Translational biomedical research seeks to move laboratory findings based on models (in silico, in vitro, and in vivo) into human clinical trials to more expeditiously develop specific therapeutics, and then back again to the laboratory to inform future discovery [1]. From the background of developmental toxicology, it is well known that toxicant exposures may affect critical events in reproductive development, ranging from early primordial germ cell determination to gonadal differentiation, gametogenesis, external genitalia, or signaling events regulating sexual behavior. Translational genetic toxicology takes advantage of this developmental perspective to assess potential germ line mutagenesis or to study the potential for cancer in the fetus or offspring or the adult as the result of environmental exposures. Translational toxicology must strive to identify applicable therapeutics that can safely and effectively identify and help to mitigate potential harm from natural as well as anthropogenic environmental exposures.

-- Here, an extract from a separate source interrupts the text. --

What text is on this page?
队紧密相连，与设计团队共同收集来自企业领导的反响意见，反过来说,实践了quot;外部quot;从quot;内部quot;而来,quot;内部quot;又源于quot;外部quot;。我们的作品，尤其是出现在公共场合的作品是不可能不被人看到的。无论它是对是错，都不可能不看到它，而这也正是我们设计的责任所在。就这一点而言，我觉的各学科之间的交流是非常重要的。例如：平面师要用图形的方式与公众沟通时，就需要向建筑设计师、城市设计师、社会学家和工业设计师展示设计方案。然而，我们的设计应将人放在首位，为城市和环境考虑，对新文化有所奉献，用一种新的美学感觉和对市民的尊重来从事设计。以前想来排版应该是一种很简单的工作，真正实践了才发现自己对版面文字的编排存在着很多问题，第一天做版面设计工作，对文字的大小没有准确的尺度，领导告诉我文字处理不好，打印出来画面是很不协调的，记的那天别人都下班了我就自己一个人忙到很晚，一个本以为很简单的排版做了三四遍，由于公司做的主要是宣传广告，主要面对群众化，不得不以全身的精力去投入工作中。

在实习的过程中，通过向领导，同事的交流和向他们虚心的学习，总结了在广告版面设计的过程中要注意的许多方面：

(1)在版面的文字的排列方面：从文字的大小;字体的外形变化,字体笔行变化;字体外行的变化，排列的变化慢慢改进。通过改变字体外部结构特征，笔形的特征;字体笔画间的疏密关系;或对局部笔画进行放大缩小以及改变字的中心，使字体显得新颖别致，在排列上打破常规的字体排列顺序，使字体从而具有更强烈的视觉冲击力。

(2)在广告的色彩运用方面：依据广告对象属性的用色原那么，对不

Human exposures to chemicals, physical agents, and social factors are inevitable, thus the human fetus and the adult are subject to exposures and effects that can have lifelong consequences. Particularly, during dynamic developmental intervals described as “critical windows of susceptibility,” exposures may have robust and durable effects that drive long-term health outcomes, including metabolism, functional status of organ systems, and cancer risks [2]. These same dynamic developmental intervals should be seen as “critical windows of responsivity” during which favorable/protective interventions should also be highly impactful offering potential durable reduction in risks of multiple adverse health outcomes, including cancers. To reduce the lifelong occurrence of preventable cancers, timely protective interventions during “critical windows” should include not only minimization of untoward voluntary exposures and substances of abuse but also active use of protective generally recognized as safe (GRAS) interventions/therapies, including nutritional, dietary supplementation, or well-established/repurposed and/or generally recognized as safe and effective (GRASE) pharmaceutical drugs.

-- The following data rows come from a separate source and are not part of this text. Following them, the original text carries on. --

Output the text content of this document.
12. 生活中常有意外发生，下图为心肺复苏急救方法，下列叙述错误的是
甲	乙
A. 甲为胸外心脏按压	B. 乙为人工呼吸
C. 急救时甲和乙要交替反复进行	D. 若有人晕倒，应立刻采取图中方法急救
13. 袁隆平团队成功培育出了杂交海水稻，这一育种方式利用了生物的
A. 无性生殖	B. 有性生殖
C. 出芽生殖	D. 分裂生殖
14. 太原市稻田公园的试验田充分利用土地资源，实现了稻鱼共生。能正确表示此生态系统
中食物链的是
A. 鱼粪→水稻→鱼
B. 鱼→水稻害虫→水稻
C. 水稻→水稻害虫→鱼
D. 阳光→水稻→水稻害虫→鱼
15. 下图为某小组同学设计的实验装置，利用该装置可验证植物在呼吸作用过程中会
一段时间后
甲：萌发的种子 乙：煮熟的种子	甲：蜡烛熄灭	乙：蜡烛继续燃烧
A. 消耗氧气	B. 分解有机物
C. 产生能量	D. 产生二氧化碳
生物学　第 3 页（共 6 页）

This introductory chapter will promote the elucidation of cell stage, life stage, and lifestyle knowledge of specific cellular and molecular targets of known developmental toxicants, develop a systematic integrated approach to the identification of mutagenic and reproductive toxicants, and discuss sensitive, specific, and predictive animal models, to include minimally invasive surrogate markers, and/or in vitro tests to assess reproductive system function during embryonic, postnatal, and adult life. It will argue that integrated testing strategies will be required to account for the many mechanisms associated with development that occur in vivo. A key organizing principle used throughout this book is to consider how exposures that incur risk or other exposures/life events that may reduce risk during particular windows of susceptibility/developmental transitions, and thereby impact cancer occurrence.

In consideration of any cause–effect relationship, typically one thinks of the simple questions: Who, what, where, when, and how? Admittedly, “How?” questions are generally the most difficult because that understanding is a synthesis of potentially causal pathways. We aim to consider that the “Who?” and “When?” questions could be seen as people being exposed at different intervals across their respective life spans. Thus, in addition to information regarding what exposures occur that influence cancer occurrence, what is and is not known about exposures to those agents during life span intervals such as childhood, adolescence, across the broader life span, and/or late in life? Assessment of such timing of exposure with cancer outcomes seems to be a critical element if we aim to develop protective interventional strategies. In other words, whether we aim to reduce exposures or advocate protective lifestyle or therapeutic interventions, we must know when those interventions would most effectively impact later cancer outcomes.

Although there are differences between human development and that of laboratory animal models, developmental models have been extremely useful in assessing risks for key human reproductive and developmental processes. Some of these models will be discussed in Chapters 2 and 3. However, such systems have not been fully integrated with models to assess germ line mutagenesis or to study the potential for cancer in the fetus or offspring as the result of environmental exposures. Again, Chapters 2 and 3 will address current proposals for experimental animal test system integration.

To delve into the impact of exposures during “windows of susceptibility/responsivity,” we must take into account the unique susceptibilities of the fetus. Relatively, new information suggests that some widely held notions relevant to fetal exposures are incorrect [3]. Thus, we now know that amniotic fluid can be reabsorbed into the fetal circulation by fetal swallowing as well as via the fetal intramembranous pathway. The latter pathway is thought to be the most important mechanism for the resorption of toxicants, such as ethanol, into the fetal circulation [4]. Together with swallowing, this is a recycling system, through which toxic substances are excreted into the amniotic fluid and reabsorbed into the fetal circulation, thus extending the duration of each exposure [5,6]. This and other information relevant to fetal exposure in utero will be discussed in Chapter 8.